A recomposição do elenco e principalmente do time base para o primeiro semestre do ano que vem é o novo desafio. E nesse ponto a direção acertou primeiro por recontratar Sérgio Soares já com olhos postos em 2010 e também ao trazer um profissional de administração esportiva, Carlito, como facilitador na captura de reforços.

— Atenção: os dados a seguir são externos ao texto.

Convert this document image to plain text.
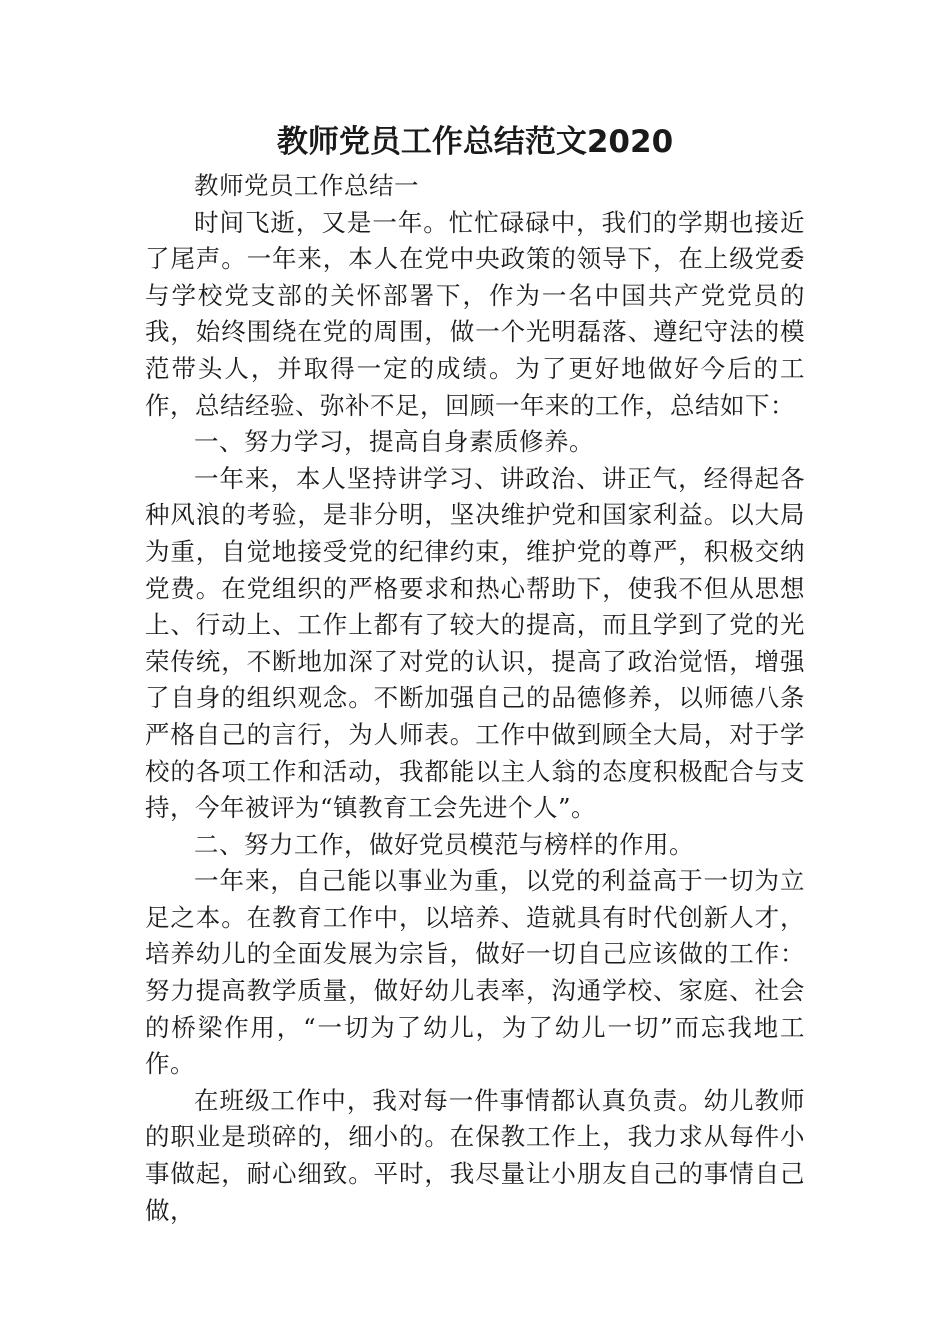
教师党员工作总结范文2020

教师党员工作总结一

时间飞逝，又是一年。忙忙碌碌中，我们的学期也接近了尾声。一年来，本人在党中央政策的领导下，在上级党委与学校党支部的关怀部署下，作为一名中国共产党党员的我，始终围绕在党的周围，做一个光明磊落、遵纪守法的模范带头人，并取得一定的成绩。为了更好地做好今后的工作，总结经验、弥补不足，回顾一年来的工作，总结如下：

一、努力学习，提高自身素质修养。

一年来，本人坚持讲学习、讲政治、讲正气，经得起各种风浪的考验，是非分明，坚决维护党和国家利益。以大局为重，自觉地接受党的纪律约束，维护党的尊严，积极交纳党费。在党组织的严格要求和热心帮助下，使我不但从思想上、行动上、工作上都有了较大的提高，而且学到了党的光荣传统，不断地加深了对党的认识，提高了政治觉悟，增强了自身的组织观念。不断加强自己的品德修养，以师德八条严格自己的言行，为人师表。工作中做到顾全大局，对于学校的各项工作和活动，我都能以主人翁的态度积极配合与支持，今年被评为“镇教育工会先进个人”。

二、努力工作，做好党员模范与榜样的作用。

一年来，自己能以事业为重，以党的利益高于一切为立足之本。在教育工作中，以培养、造就具有时代创新人才，培养幼儿的全面发展为宗旨，做好一切自己应该做的工作：努力提高教学质量，做好幼儿表率，沟通学校、家庭、社会的桥梁作用，“一切为了幼儿，为了幼儿一切”而忘我地工作。

在班级工作中，我对每一件事情都认真负责。幼儿教师的职业是琐碎的，细小的。在保教工作上，我力求从每件小事做起，耐心细致。平时，我尽量让小朋友自己的事情自己做，
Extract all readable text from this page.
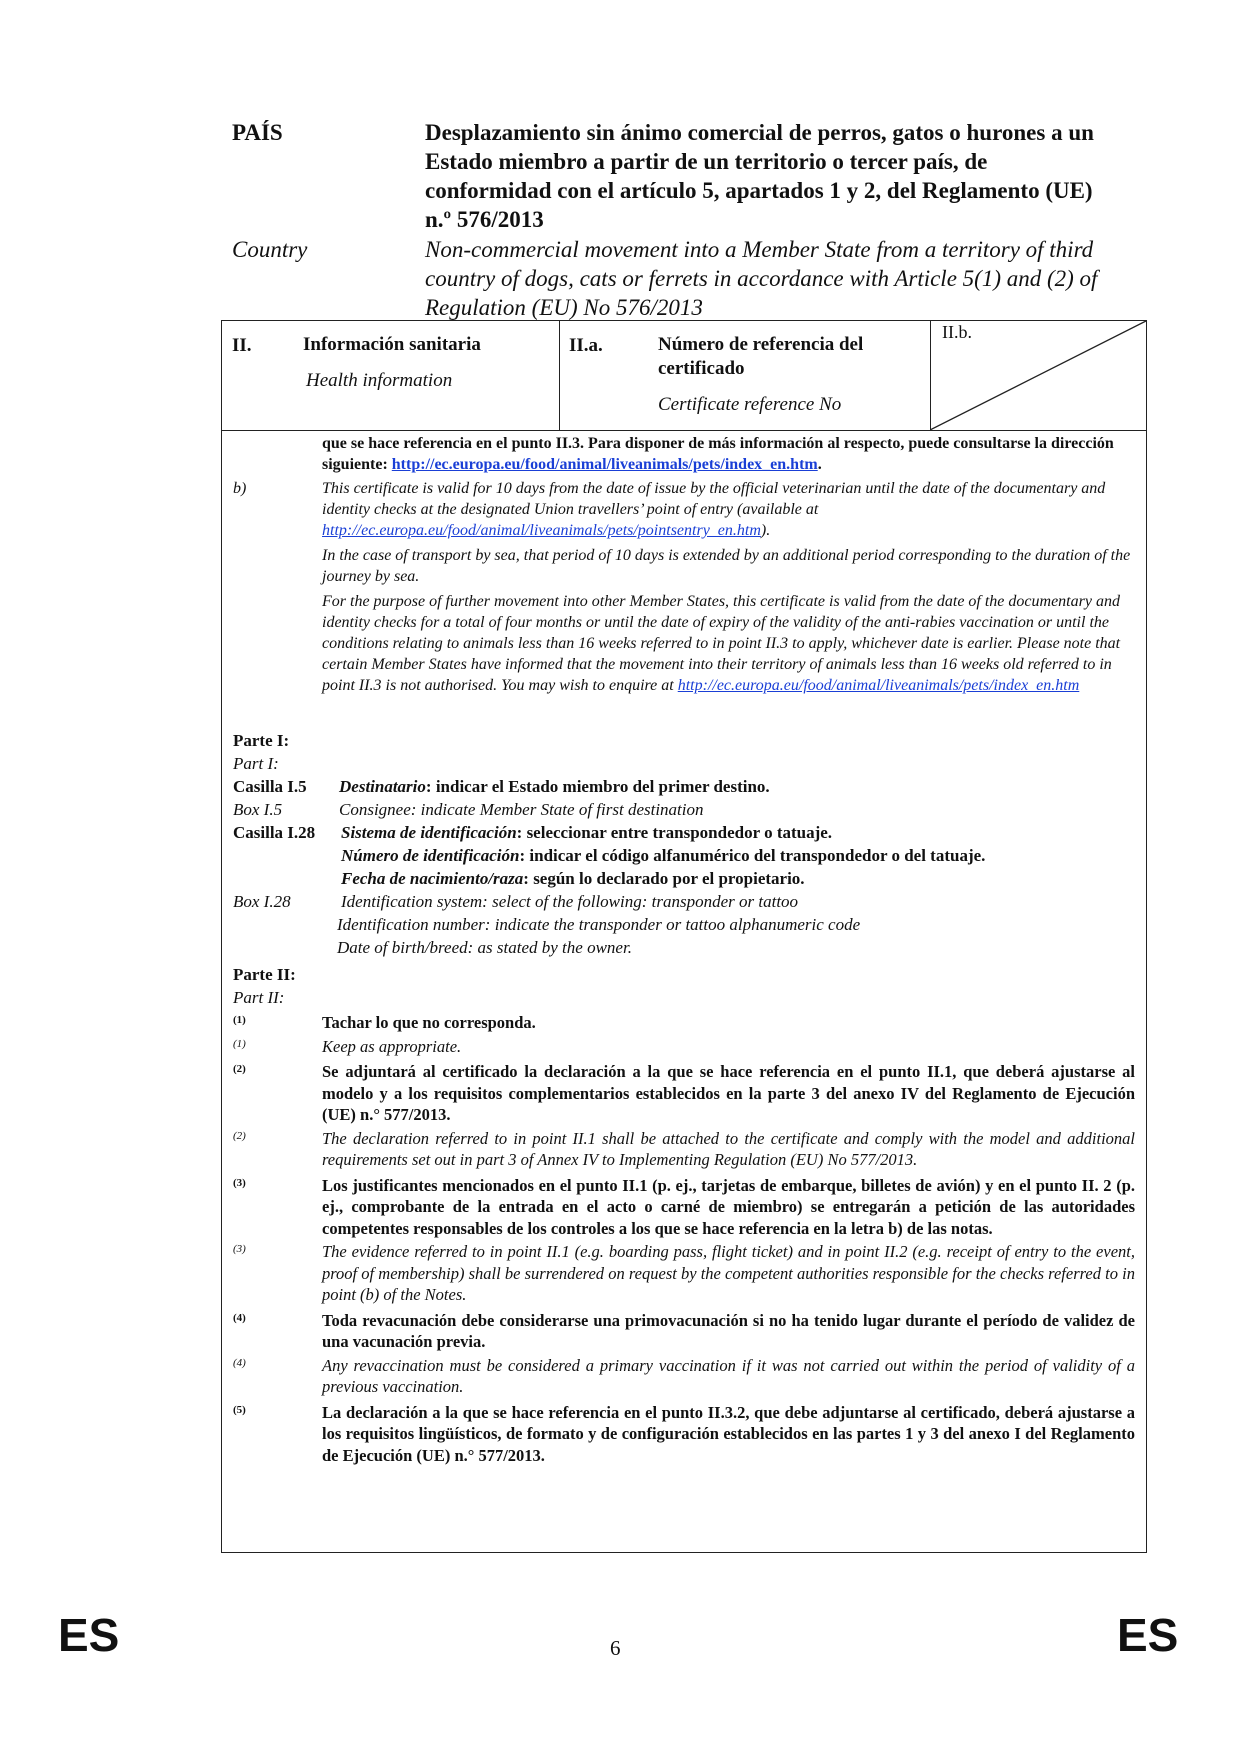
PAÍS	Desplazamiento sin ánimo comercial de perros, gatos o hurones a un Estado miembro a partir de un territorio o tercer país, de conformidad con el artículo 5, apartados 1 y 2, del Reglamento (UE) n.º 576/2013
Country	Non-commercial movement into a Member State from a territory of third country of dogs, cats or ferrets in accordance with Article 5(1) and (2) of Regulation (EU) No 576/2013
II.	Información sanitaria
Health information
II.a.	Número de referencia del certificado
Certificate reference No
II.b.
que se hace referencia en el punto II.3. Para disponer de más información al respecto, puede consultarse la dirección siguiente: http://ec.europa.eu/food/animal/liveanimals/pets/index_en.htm.
b)	This certificate is valid for 10 days from the date of issue by the official veterinarian until the date of the documentary and identity checks at the designated Union travellers’ point of entry (available at http://ec.europa.eu/food/animal/liveanimals/pets/pointsentry_en.htm).
In the case of transport by sea, that period of 10 days is extended by an additional period corresponding to the duration of the journey by sea.
For the purpose of further movement into other Member States, this certificate is valid from the date of the documentary and identity checks for a total of four months or until the date of expiry of the validity of the anti-rabies vaccination or until the conditions relating to animals less than 16 weeks referred to in point II.3 to apply, whichever date is earlier. Please note that certain Member States have informed that the movement into their territory of animals less than 16 weeks old referred to in point II.3 is not authorised. You may wish to enquire at http://ec.europa.eu/food/animal/liveanimals/pets/index_en.htm
Parte I:
Part I:
Casilla I.5	Destinatario: indicar el Estado miembro del primer destino.
Box I.5	Consignee: indicate Member State of first destination
Casilla I.28	Sistema de identificación: seleccionar entre transpondedor o tatuaje.
Número de identificación: indicar el código alfanumérico del transpondedor o del tatuaje.
Fecha de nacimiento/raza: según lo declarado por el propietario.
Box I.28	Identification system: select of the following: transponder or tattoo
Identification number: indicate the transponder or tattoo alphanumeric code
Date of birth/breed: as stated by the owner.
Parte II:
Part II:
(1)	Tachar lo que no corresponda.
(1)	Keep as appropriate.
(2)	Se adjuntará al certificado la declaración a la que se hace referencia en el punto II.1, que deberá ajustarse al modelo y a los requisitos complementarios establecidos en la parte 3 del anexo IV del Reglamento de Ejecución (UE) n.° 577/2013.
(2)	The declaration referred to in point II.1 shall be attached to the certificate and comply with the model and additional requirements set out in part 3 of Annex IV to Implementing Regulation (EU) No 577/2013.
(3)	Los justificantes mencionados en el punto II.1 (p. ej., tarjetas de embarque, billetes de avión) y en el punto II. 2 (p. ej., comprobante de la entrada en el acto o carné de miembro) se entregarán a petición de las autoridades competentes responsables de los controles a los que se hace referencia en la letra b) de las notas.
(3)	The evidence referred to in point II.1 (e.g. boarding pass, flight ticket) and in point II.2 (e.g. receipt of entry to the event, proof of membership) shall be surrendered on request by the competent authorities responsible for the checks referred to in point (b) of the Notes.
(4)	Toda revacunación debe considerarse una primovacunación si no ha tenido lugar durante el período de validez de una vacunación previa.
(4)	Any revaccination must be considered a primary vaccination if it was not carried out within the period of validity of a previous vaccination.
(5)	La declaración a la que se hace referencia en el punto II.3.2, que debe adjuntarse al certificado, deberá ajustarse a los requisitos lingüísticos, de formato y de configuración establecidos en las partes 1 y 3 del anexo I del Reglamento de Ejecución (UE) n.° 577/2013.
ES	6	ES
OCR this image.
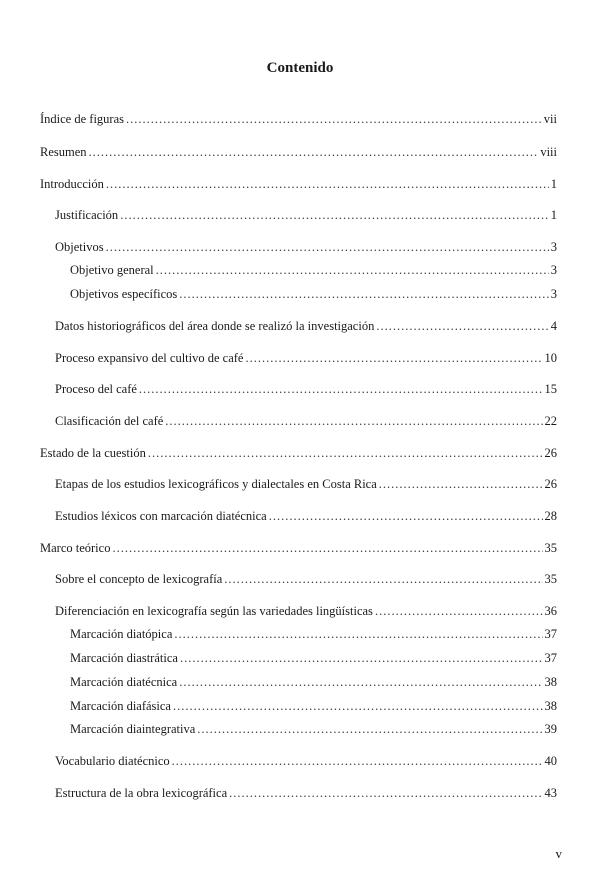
Contenido
Índice de figuras .....	vii
Resumen .....	viii
Introducción .....	1
Justificación .....	1
Objetivos .....	3
Objetivo general .....	3
Objetivos específicos .....	3
Datos historiográficos del área donde se realizó la investigación .....	4
Proceso expansivo del cultivo de café .....	10
Proceso del café .....	15
Clasificación del café .....	22
Estado de la cuestión .....	26
Etapas de los estudios lexicográficos y dialectales en Costa Rica .....	26
Estudios léxicos con marcación diatécnica .....	28
Marco teórico .....	35
Sobre el concepto de lexicografía .....	35
Diferenciación en lexicografía según las variedades lingüísticas .....	36
Marcación diatópica .....	37
Marcación diastrática .....	37
Marcación diatécnica .....	38
Marcación diafásica .....	38
Marcación diaintegrativa .....	39
Vocabulario diatécnico .....	40
Estructura de la obra lexicográfica .....	43
v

O modelo gerencial do Santo André e da maioria dos clubes puramente esportivos ou igualmente empresariais não me agrada porque, no fundo, no fundo, é a eternização de presidencialismo absolutista disfarçado tanto por colaboradores voluntários como por acionistas submissos. Esse, na verdade, é o preço que se paga porque se entrega a apenas um dirigente praticamente todas as peças de um quebra-cabeças de responsabilidades e decisões.
No mundo futebolístico os resultados não são cientificamente garantidos com base no passado de sucesso nem irremediavelmente sacramentados por causa de fracasso anterior. Aliás, o Santo André é prova viva disso.
Entretanto, com organização, metodologia e definição de metas é possível amansar o burro bravo do imponderável com razoável eficiência, evitando-se catástrofes como o rebaixamento.
Futebol é algo tão sujeito a chuvas e trovoadas que o melhor que os dirigentes podem fazer é reduzir o grau de instabilidade de resultados, porque erros são quase compulsórios. Não fosse assim, os times, todos os times, não passariam o final e o começo do ano negociando jogadores que deram com os burros nágua, mesmo que, quando contratados, tenham sido cuidadosamente submetidos a avaliações e invariavelmente festejados como soluções.
Marcelinho Carioca tem razão quando fala na falta de planejamento e no excessivo contingente de jogadores negociados, mas não tem o direito de fazer comentários porque passou o tempo todo repetindo a toada bajulativa a quem o idealizou candidato.